La bicyclette ne vient pas de loin; ses ancêtres sont le célérifère, inventée en 1790 par le baron de Sauerbron, la draisienne en vogue en 1818; ils consistaient en une selle allongée, montée sur deux roues d'égal diamètre et assez basses pour que le cavalier put frapper le sol, tantôt du pied droit, tantôt du pied gauche, afin de donner l'impulsion à la machine; on pouvait faire ainsi du 12 km/h. Ce furent les premiers vélocipèdes (du latin velox , -ocis = rapide, et pes, pedis = pied), nom générique désignant tous les instruments de locomotion dont la mise en marche est produite par les pieds. En perfectionnant la draisienne, les Anglais obtinrent bientôt le hobby-horse, qui trouva de nombreux amateurs. Il fallut se contenter de ces derniers appareils jusqu'en 1855, époque à laquelle Ernest Michaux, encore enfant, inventa la pédale, et du même coup le bicycle (de bi = deux et du grec kuklos = cercle).

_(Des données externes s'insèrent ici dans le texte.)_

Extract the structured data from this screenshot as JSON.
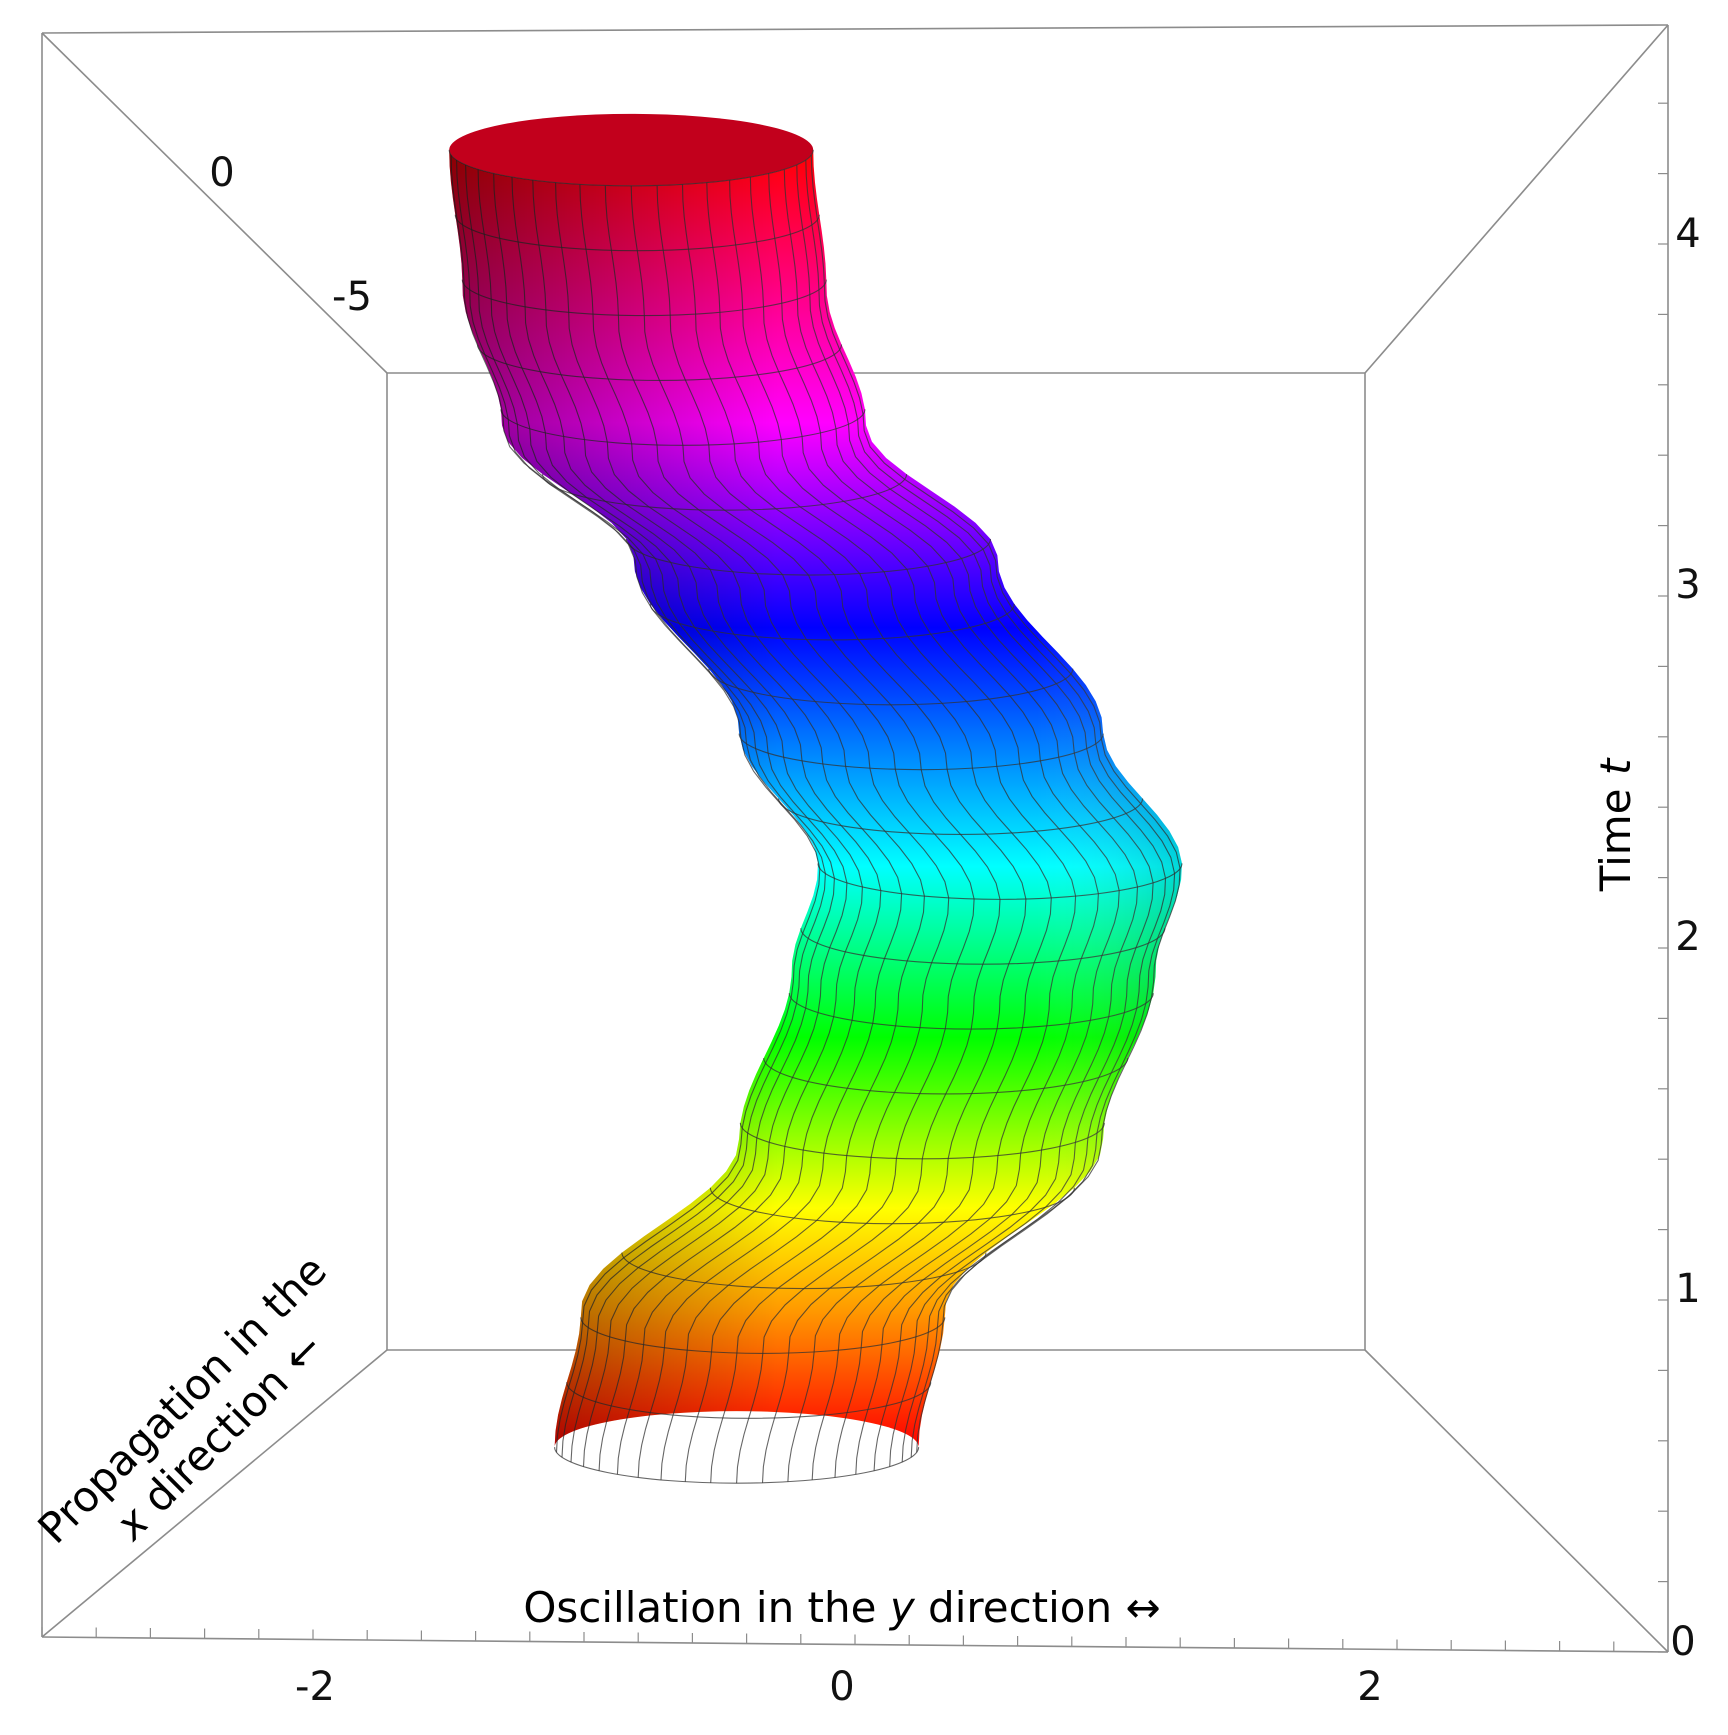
{
  "chart_data": {
    "type": "surface3d",
    "description_words": [
      "oscillating tube",
      "hue colored by time"
    ],
    "axes": {
      "y": {
        "title_before": "Oscillation in the ",
        "title_var": "y",
        "title_after": " direction ↔",
        "ticks": [
          "-2",
          "0",
          "2"
        ],
        "range": [
          -3,
          3
        ]
      },
      "x": {
        "title_line1": "Propagation in the",
        "title_var": "x",
        "title_line2_after": " direction ←",
        "ticks": [
          "0",
          "-5"
        ]
      },
      "t": {
        "title_before": "Time ",
        "title_var": "t",
        "ticks": [
          "0",
          "1",
          "2",
          "3",
          "4"
        ],
        "range": [
          0,
          4.6
        ]
      }
    },
    "surface": {
      "shape": "tube",
      "t_range": [
        0.6,
        4.4
      ],
      "radius": 1.0,
      "center_y_samples": [
        {
          "t": 0.6,
          "y": -0.4
        },
        {
          "t": 1.0,
          "y": -0.3
        },
        {
          "t": 1.5,
          "y": 0.3
        },
        {
          "t": 2.0,
          "y": 0.5
        },
        {
          "t": 2.3,
          "y": 0.6
        },
        {
          "t": 2.7,
          "y": 0.3
        },
        {
          "t": 3.2,
          "y": -0.1
        },
        {
          "t": 3.6,
          "y": -0.6
        },
        {
          "t": 4.0,
          "y": -0.75
        },
        {
          "t": 4.4,
          "y": -0.8
        }
      ],
      "color_stops": [
        {
          "t": 0.6,
          "color": "#ff0000"
        },
        {
          "t": 1.0,
          "color": "#ff9900"
        },
        {
          "t": 1.3,
          "color": "#ffff00"
        },
        {
          "t": 1.8,
          "color": "#00ff00"
        },
        {
          "t": 2.3,
          "color": "#00ffff"
        },
        {
          "t": 3.0,
          "color": "#0000ff"
        },
        {
          "t": 3.6,
          "color": "#ff00ff"
        },
        {
          "t": 4.4,
          "color": "#ff0000"
        }
      ],
      "mesh_color": "#333333"
    },
    "grid": false,
    "box": true
  }
}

Le premier type de bicycle, construit en bois, fut extrêmement lourd et grossier. L'évolution du bicycle fut lente; néanmoins, au moment de l'Exposition de 1867, la maison Michaux, « serrurier en voitures à Paris », prospérait. Vers 1869, le fer remplaçait le bois, et la jante était munie de caoutchouc. En 1875, Truffault inventait la jante creuse. En 1887, le caoutchouc creux remplace le caoutchouc plein. En 1889, naît le pneumatique ou pneu (appliqués par Dunlop) aujourd'hui universellement  employé, même pour des véhicules lourds. 

Bicycles.
Les bicycles.

L'équilibre était trop instable sur le bicycle, comprenant une grande roue motrice et une petite roue d'environ 0,40 m, et les chutes en avant étaient trop nombreuses. Nous laissons sa description à une plume plus autorisée :

« Tandis que le cyclone ravage la province, Paris est victime d'un autre fléau, auquel les savants ont donné le nom de bicycle. Tout le monde sait ce que c'est qu'un bicycle, ne serait-ce que pour avoir été renversé par un de ces dangereux instruments. Rappelons seulement qu'il se compose de deux roues, comme son nom l'indique. Celle de devant est d'une mobilité extrême et a pour but de pénétrer entre les jambes des promeneurs distraits, de façon à les projeter sur le sol. Celle de derrière sert de point d'appui au bicycliste. Un bicycliste adroit et expérimenté peut renverser de vingt-cinq à trente personnes par jour [...]. C'est surtout l'enfant qui est le triomphe du bicycliste. Il peut en renverser trois ou quatre d'un seul coup et détruire un pensionnat en moins d'une demi-heure ». (Alfred Capus, 1890).
Vers la même époque, se répandit de plus en plus le grand bicycle, inventé en 1875, et surnommé grand bi ou araignée, en raison des longs et fins rayons d'acier de la roue directrice. Cet appareil se perfectionna rapidement, devint gracieux, léger. Le diamètre de la grande roue du bicycle variait entre 1 mètre et 1,50 m. Celui de la roue d'arrière était infiniment plus petit; cette dernière pouvait passer par-dessus la première, avec le cycliste, au moindre heurt. Néanmoins, c'était la première fois que l'on se trouvait en présence d'une machine réellement légère et rapide; aussi est-ce avec le grand bi que se développa le tourisme et que les courses firent l'objet d'une sérieuse organisation. 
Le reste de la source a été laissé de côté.